Powiada Pan, że "Nie możemy zarżnąć czy udusić polskiej gospodarki tylko dlatego, że ropa czy pszenica na rynkach światowych jest akurat przedmiotem spekulacji i ceny na te surowce są na wysokim poziomie." A niby dlaczego nie? Nie takie sprawy już zarzynaliśmy. Całe kurniki, całe obory, całe gospodarstwa, całe gałęzie przemysłu, finansów i gospodarki.
Broń Pan Lasów Państwowych przed drwalami z rządu – to moja skromna rada. Bo co z tego, że EBC i FED nie podnoszą stopy? Nie muszą. Głowy mają na karku, a kark włodarzy NBP ciągle służalczo pochylony. Ma Pan wpływ na to, żeby go wyprostowali, czy nie?

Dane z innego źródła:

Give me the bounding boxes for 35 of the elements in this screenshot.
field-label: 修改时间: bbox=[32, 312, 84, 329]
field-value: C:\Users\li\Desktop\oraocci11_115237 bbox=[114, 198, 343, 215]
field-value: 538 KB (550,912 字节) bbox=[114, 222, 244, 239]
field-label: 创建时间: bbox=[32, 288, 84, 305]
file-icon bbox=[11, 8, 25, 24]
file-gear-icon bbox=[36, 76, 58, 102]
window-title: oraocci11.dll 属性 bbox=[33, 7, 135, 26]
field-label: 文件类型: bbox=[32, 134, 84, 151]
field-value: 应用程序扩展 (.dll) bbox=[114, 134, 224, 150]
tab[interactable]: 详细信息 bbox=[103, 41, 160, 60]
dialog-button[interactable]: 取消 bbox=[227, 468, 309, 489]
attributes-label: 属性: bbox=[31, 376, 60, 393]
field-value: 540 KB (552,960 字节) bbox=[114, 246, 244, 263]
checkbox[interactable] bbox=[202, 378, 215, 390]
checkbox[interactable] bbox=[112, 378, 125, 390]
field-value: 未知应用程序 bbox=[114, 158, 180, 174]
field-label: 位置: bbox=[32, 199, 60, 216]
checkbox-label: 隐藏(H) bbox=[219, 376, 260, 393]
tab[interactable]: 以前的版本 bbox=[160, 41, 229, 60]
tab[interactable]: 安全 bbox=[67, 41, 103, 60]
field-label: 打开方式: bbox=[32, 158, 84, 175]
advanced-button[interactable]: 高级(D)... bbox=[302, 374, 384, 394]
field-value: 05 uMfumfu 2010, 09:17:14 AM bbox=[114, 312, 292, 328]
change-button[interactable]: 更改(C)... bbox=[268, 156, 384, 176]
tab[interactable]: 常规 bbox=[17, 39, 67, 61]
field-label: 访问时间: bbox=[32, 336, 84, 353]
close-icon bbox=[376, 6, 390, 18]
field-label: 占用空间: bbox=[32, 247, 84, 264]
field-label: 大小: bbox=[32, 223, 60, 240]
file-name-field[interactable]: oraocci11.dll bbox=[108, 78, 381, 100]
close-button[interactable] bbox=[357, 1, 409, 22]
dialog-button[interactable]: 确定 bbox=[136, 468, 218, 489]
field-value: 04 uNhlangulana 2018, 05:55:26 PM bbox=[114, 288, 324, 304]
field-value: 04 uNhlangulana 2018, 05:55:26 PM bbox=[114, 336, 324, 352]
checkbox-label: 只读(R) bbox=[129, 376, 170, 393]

No i racja. Kłuć i mnie nie przestaje po oczach 10 proc. tempo wzrostu gospodarki Chin. Zróbmy może sobie Chiny w Polsce. Z Japonią nie wyszło, z Irlandią nie wyszło (przepraszam, prawie się udało), z Jankesami coś krucho przędziemy pod Obamą, z Unią się kiwamy tak, że Niemcy nam strzelają co rok po kilka goli do siaty, pojednanie z Rosją zakończyło się łojeniem skóry Tuska bacikiem Putina, to może import kapitałów mandaryńskich wbiłby kliny przyśpieszenia wzrostu w dorzecza Odry i Wisły?
Przekonywające narracje, że cuda dzielą się, na te, na które mamy wpływ i pozostałe, na które wpływ ma Opatrzność Boża, stałyby się bowiem cudownym orężem na czas kampanii parlamentarnej. Co Pan o tym sądzi?
Czekam też z niecierpliwością na raport Ministerstwa Gospodarki. Bo dobrze wiedzieć, które czynniki krajowe generują inflację i które globalne tendencje na rynkach światowych generują ją fatalistycznie. Tak fatalistycznie, że RPP nie powinna podnosić stopy.
No cóż, ja swoją właśnie podnoszę. Skończyłem pisać, wstaję z kanapy leniwie i pójdę do kuchni. Czas na herbatę po chińsku – z całym ceremoniałem od mistrzów. Czaj po rusku mi nie smakuje.